The things we need to know to compute the unknown resistor (I will call it \( R_5 \)) are:

• the unknown resistor is in parallel with two 28 Ω resistors;
• the total current flow through all three parallel resistors is 25 A;
• the 25 A flows from a 500 V source and a 10 Ω series resistor.

The two 28 Ω resistors will be treated as one 14 Ω resistance to ease the rest of the calculations.

The equation for the current through \( R_5 \) is as follows.

\( I_{R5} = 10 \cdot \frac{14 \parallel R_5}{R_5} \)

The problem is that we have two unknowns, but one equation.

A second equation is obtained from the source voltage, and the voltage drop across the 10 Ω series resistor.

\( V_{R5} = 500 - 25 \cdot 10 = \) 250 V #.
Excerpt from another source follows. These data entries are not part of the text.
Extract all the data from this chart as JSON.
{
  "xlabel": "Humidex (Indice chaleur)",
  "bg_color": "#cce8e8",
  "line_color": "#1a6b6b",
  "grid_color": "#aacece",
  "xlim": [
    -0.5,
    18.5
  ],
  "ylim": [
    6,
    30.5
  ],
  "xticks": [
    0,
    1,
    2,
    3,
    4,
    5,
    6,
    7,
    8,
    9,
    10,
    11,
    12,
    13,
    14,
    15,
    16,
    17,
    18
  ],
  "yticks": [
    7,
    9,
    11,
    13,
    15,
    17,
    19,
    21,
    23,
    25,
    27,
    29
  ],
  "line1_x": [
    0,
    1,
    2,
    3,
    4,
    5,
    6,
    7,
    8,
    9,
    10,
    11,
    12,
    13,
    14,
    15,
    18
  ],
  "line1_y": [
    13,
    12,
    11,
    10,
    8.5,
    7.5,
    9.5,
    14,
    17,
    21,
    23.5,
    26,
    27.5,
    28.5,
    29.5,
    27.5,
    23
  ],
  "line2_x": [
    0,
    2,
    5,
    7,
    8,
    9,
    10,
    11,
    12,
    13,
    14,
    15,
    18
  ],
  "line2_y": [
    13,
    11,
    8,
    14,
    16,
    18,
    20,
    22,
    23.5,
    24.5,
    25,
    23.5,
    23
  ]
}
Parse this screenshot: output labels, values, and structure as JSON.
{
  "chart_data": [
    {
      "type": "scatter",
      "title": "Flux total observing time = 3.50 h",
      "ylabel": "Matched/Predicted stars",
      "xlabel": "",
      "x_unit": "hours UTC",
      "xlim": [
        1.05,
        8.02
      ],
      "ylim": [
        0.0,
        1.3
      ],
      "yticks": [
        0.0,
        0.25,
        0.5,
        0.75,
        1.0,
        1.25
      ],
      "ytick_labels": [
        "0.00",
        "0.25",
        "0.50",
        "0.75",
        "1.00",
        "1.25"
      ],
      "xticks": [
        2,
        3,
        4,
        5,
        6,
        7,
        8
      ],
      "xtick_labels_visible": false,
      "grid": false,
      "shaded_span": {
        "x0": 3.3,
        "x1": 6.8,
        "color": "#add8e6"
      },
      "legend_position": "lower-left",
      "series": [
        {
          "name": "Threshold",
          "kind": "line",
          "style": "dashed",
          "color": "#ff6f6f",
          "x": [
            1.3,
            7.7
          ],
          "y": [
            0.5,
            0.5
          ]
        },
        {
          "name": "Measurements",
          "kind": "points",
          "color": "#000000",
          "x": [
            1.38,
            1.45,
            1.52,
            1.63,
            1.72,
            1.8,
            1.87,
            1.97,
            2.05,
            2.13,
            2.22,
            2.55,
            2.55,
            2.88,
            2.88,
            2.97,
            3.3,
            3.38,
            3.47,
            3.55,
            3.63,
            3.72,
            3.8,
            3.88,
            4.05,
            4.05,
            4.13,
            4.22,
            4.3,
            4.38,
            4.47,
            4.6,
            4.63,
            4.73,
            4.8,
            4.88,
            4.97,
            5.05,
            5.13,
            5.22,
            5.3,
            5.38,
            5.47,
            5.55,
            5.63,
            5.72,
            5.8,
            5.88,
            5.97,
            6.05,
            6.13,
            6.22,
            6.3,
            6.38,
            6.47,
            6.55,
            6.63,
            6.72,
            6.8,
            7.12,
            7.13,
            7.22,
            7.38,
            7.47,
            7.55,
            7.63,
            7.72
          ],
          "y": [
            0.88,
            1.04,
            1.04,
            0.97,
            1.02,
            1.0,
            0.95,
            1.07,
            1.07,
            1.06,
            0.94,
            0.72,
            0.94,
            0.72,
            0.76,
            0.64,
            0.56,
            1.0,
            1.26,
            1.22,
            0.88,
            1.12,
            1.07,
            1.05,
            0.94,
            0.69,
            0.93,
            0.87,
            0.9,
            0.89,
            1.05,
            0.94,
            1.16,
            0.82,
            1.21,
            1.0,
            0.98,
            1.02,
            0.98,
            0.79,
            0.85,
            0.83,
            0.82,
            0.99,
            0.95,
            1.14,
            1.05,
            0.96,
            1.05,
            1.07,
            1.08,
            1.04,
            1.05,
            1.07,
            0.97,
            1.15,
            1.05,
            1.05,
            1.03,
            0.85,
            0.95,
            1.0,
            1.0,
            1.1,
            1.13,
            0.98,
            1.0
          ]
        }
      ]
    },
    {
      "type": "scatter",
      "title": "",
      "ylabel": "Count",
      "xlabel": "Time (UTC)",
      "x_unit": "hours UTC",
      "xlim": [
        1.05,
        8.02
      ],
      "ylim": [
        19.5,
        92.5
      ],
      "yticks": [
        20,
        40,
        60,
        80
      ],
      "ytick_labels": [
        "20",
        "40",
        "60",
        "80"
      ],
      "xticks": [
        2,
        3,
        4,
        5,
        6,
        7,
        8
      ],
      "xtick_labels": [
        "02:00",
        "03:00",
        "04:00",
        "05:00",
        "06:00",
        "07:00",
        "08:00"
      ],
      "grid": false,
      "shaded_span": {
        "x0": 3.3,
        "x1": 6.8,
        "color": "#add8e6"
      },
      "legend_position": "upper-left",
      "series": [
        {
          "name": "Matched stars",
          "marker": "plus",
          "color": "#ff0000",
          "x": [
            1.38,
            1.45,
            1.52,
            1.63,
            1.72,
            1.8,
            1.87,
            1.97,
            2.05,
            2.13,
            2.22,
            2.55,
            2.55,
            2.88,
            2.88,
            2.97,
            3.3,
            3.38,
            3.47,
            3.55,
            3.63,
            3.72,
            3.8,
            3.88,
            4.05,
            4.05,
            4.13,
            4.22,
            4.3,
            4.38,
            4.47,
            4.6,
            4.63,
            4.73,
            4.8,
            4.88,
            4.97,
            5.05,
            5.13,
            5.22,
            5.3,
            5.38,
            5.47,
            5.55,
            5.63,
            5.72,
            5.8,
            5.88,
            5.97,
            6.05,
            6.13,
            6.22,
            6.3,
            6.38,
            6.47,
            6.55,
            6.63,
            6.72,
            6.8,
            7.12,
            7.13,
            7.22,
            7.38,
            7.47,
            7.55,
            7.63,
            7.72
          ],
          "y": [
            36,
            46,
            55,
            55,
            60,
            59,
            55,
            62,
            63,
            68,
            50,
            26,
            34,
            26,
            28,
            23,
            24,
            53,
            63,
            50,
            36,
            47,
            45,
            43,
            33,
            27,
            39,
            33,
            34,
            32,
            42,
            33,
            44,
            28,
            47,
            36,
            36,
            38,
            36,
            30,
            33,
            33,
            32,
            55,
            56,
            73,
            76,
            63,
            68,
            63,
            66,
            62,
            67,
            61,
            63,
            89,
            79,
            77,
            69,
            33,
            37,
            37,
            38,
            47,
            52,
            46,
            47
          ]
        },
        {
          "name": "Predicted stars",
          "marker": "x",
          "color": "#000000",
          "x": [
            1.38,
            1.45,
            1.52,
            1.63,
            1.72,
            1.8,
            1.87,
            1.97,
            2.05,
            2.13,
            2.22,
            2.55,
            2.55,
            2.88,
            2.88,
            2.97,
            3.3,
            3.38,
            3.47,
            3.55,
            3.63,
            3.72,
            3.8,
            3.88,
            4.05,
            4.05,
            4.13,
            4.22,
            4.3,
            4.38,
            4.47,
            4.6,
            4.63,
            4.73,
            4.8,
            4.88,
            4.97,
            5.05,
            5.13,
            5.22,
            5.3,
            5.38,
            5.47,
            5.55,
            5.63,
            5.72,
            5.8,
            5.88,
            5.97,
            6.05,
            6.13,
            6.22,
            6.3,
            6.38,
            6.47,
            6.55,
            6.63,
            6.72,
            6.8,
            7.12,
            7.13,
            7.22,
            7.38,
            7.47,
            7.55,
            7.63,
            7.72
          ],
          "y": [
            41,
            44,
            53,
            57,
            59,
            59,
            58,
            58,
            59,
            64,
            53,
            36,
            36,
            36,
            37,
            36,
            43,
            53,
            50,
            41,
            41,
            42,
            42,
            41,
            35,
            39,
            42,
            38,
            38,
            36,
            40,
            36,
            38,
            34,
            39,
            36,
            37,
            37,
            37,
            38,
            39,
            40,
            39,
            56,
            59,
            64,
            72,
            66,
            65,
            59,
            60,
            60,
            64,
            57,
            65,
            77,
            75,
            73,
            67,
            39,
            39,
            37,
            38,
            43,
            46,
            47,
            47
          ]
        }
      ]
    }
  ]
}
So, R_5 has 250 V across it.

The current through the unknown resistance is as follows.

\( I_{R5} = 25 - \frac{250}{14} = \frac{50}{7} = \) 7.14286 A ( 6 sf) or 7.143 A (4 sf) #.

The resistance of \( R_5 \) is calculated using Ohm's Law.

\( R_5 = \frac{V_{R5}}{I_{R5}} = \frac{250}{7.14286} = \) 35 Ω (6 sf) #.

Question 2

A heating element is in two sections, each of 45 Ohms.

Find the current drawn from the supply ( 230V ) when the sections are connected in:

1. series; and
2. parallel.

Solution

a) Series Resistances

When the resistors are connected in series, the total load resistance is 90 Ω.

The load current is given by Ohm's Law.

\( I_{\mathrm{L}} = \frac{V_{\mathrm{s}}}{R_{\mathrm{L}}} = \frac{230}{90} = \) 2.556 A (4 sf) #.

b) Parallel Resistances

When the resistors are connected in parallel, the total load resistance is 22.5 Ω.

The load current is given by Ohm's Law.

\( I_{\mathrm{L}} = \frac{V_{\mathrm{s}}}{R_{\mathrm{L}}} = \frac{230}{22.5} = \) 10.22 A (4 sf) #.

Question 3

Two cables having resistances of 0.5 Ohms and 0.8 Ohms carry between them a current of 30 Amps.

What is the current in each cable and the Voltage Drop that occurs when the current is flowing?

Solution

The current through each cable is evaluated by current division.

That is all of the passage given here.